I just read a quotation that someone posted on a forum which so eloquently summed up this feeling that I wanted to share it here:

“And even the constant need for decisions might be tolerable, if only the results were predictable. Few things generate burnout like the awful frustration of having followed instructions and done everything just right and still to be failing to get the diabetes into control. At those times it seems no use to continue to try.

Think how discouraging it is to fail at something you really wanted to do. Then consider what it must feel like to be failing at something you didn't want to do in the first place.”

Joan Williams Hoover

Posted by on Friday, 11 March 2011

Owning your targets

I replied to a forum thread today, and only as I was posting did it strike me that I've completely changed the way I view my blood glucose target range in the last year or so.

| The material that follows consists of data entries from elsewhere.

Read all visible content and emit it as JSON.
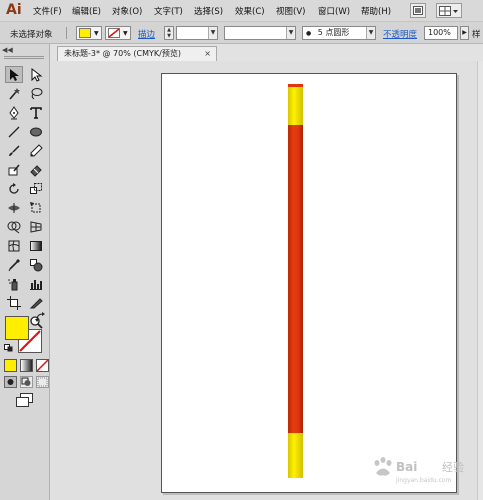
{
  "app": {
    "logo": "Ai"
  },
  "menu": {
    "items": [
      "文件(F)",
      "编辑(E)",
      "对象(O)",
      "文字(T)",
      "选择(S)",
      "效果(C)",
      "视图(V)",
      "窗口(W)",
      "帮助(H)"
    ]
  },
  "control_bar": {
    "selection_label": "未选择对象",
    "fill_color": "#ffee00",
    "stroke_label": "描边",
    "stroke_width_value": "",
    "brush_value": "",
    "point_label": "5 点圆形",
    "opacity_label": "不透明度",
    "opacity_value": "100%",
    "overflow_label": "样"
  },
  "document": {
    "tab_title": "未标题-3* @ 70% (CMYK/预览)",
    "close_glyph": "×"
  },
  "tools_panel": {
    "fill_color": "#ffee00",
    "stroke_color": "none"
  },
  "artwork": {
    "colors": {
      "yellow": "#f2e600",
      "red": "#e0350c",
      "red_dark": "#b32405"
    }
  },
  "watermark": {
    "text": "Baidu 经验",
    "subtext": "jingyan.baidu.com"
  }
}
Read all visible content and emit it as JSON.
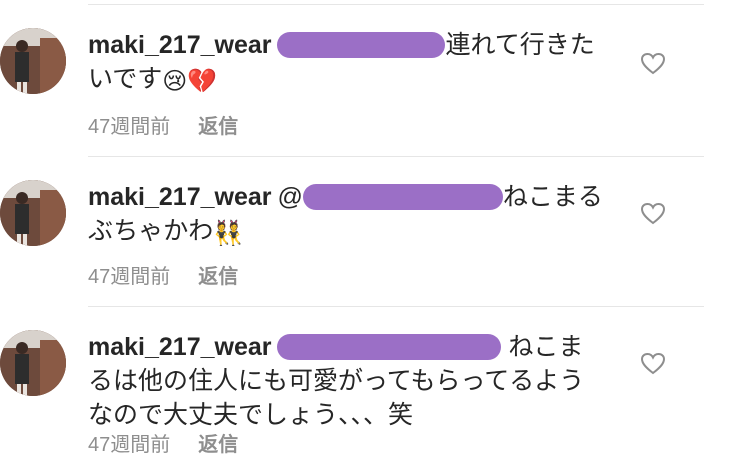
{
  "comments": [
    {
      "username": "maki_217_wear",
      "text_before": "",
      "text_after": "連れて行きたいです",
      "emojis": [
        "😢",
        "💔"
      ],
      "time": "47週間前",
      "reply_label": "返信"
    },
    {
      "username": "maki_217_wear",
      "text_before": "@",
      "text_after": "ねこまるぶちゃかわ",
      "emojis": [
        "👯"
      ],
      "time": "47週間前",
      "reply_label": "返信"
    },
    {
      "username": "maki_217_wear",
      "text_before": "",
      "text_after": " ねこまるは他の住人にも可愛がってもらってるようなので大丈夫でしょう、、、笑",
      "emojis": [],
      "time": "47週間前",
      "reply_label": "返信"
    }
  ],
  "colors": {
    "redaction": "#9b6fc6",
    "meta_text": "#8e8e8e",
    "divider": "#e6e6e6"
  },
  "icons": {
    "like": "heart-outline-icon"
  }
}
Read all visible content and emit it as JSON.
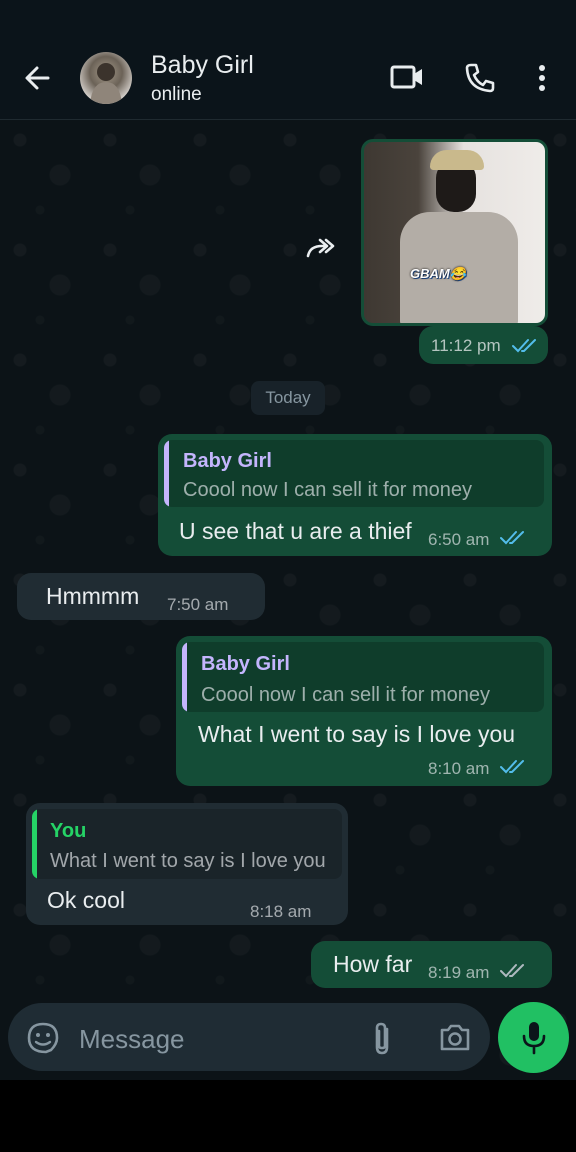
{
  "header": {
    "contact_name": "Baby Girl",
    "status": "online",
    "icons": [
      "back-arrow-icon",
      "video-call-icon",
      "voice-call-icon",
      "more-options-icon"
    ]
  },
  "messages": [
    {
      "type": "image",
      "direction": "outgoing",
      "caption_overlay": "GBAM😂",
      "time": "11:12 pm",
      "read": true
    },
    {
      "type": "text",
      "direction": "outgoing",
      "quote": {
        "author": "Baby Girl",
        "text": "Coool now I can sell it for money"
      },
      "text": "U see that u are a thief",
      "time": "6:50 am",
      "read": true
    },
    {
      "type": "text",
      "direction": "incoming",
      "text": "Hmmmm",
      "time": "7:50 am"
    },
    {
      "type": "text",
      "direction": "outgoing",
      "quote": {
        "author": "Baby Girl",
        "text": "Coool now I can sell it for money"
      },
      "text": "What I went to say is I love you",
      "time": "8:10 am",
      "read": true
    },
    {
      "type": "text",
      "direction": "incoming",
      "quote": {
        "author": "You",
        "text": "What I went to say is I love you"
      },
      "text": "Ok cool",
      "time": "8:18 am"
    },
    {
      "type": "text",
      "direction": "outgoing",
      "text": "How far",
      "time": "8:19 am",
      "read": false
    }
  ],
  "date_separator": "Today",
  "composer": {
    "placeholder": "Message"
  },
  "colors": {
    "outgoing_bubble": "#144d37",
    "incoming_bubble": "#202c33",
    "read_tick": "#53bdeb",
    "quote_author_contact": "#c4b5fd",
    "quote_author_you": "#25d366",
    "mic_button": "#21c063"
  }
}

A mother with a teenage type 1 diabetic daughter was expressing concern about the extra fingerstick blood glucose tests, basal testing etc that would be part and parcel of her move to pump therapy. She then said she had to text to remind her daughter to do a test, and text back the results. It made me wonder how that felt for a young person. Whether they would feel that the tests were for them at all.

And then I realised that was exactly how I had felt about these things too.

The recommended levels for adults with type 1 diabetes in the UK are 4-7 mmol/L (72-126mg/dl) before meals and less than 9mmol/L (162mg/dl) by two hours after meals. This is, frankly, a tiny target to try to hit. To be honest the permitted percentage of inaccuracy on a BG meter is 10%. So the meter itself is only accurate to one sixth of the target range some of the time. I've had 20-odd years of consultants telling me that I was 'doing fine', but 'should try to have not quite so many highs and avoid those lows'. I've always just smiled through gritted teeth at such comments. "There speaks a person" I would say to myself, "who has never tried to guestimate the carb load and absorption rate of a meal, and tried to match it precisely with the activity profile of an insulin injection, taking into account any abnormal activity level during the day." If they wanted me to hit their stupid target, they should have made the darned thing a bit bigger.

In a small, but incredibly crucial way though, my mindset has changed. The shift was so slight I only noticed it when trying to look at the same issue from someone else's point of view. The range, is still as tiny, but it is now my range. Whereas before I would grumpily think, "well that's just impossible... I'll aim for 4-12, but for you to ask me to do any more than that is just unreasonable" I now see 4-9 as my target for me.

I've never tested so much in all my 20 years with diabetes as I have over the last 14 months. I've never voluntarily gone without so many meals to check on my basal insulin's activity. In all likelihood I would not be doing so without meeting other diabetics online. Diabetics who hit their own tiny target ranges. Not every day, but often enough to prove that it is at least possible.

Once you understand that the target (whatever you decide that it is) is your own, all the effort required to aim for it, and let's not pretend that is isn't a LOT of effort, somehow becomes much easier.



Edit: Just re-visiting this post after several years and I have realised that in the time in between I have altered and changed my targets on more than one occasion. And this is fine too. Currently I'm finding 4-10 gives me less opportunity to berate myself over high readings with an additional soft lower limit of 5 which I will treat as if low to give myself a little more wiggle room. What's important is that I feel these are what I have decided to do for me. Not some impossible nonsense handed down from on high.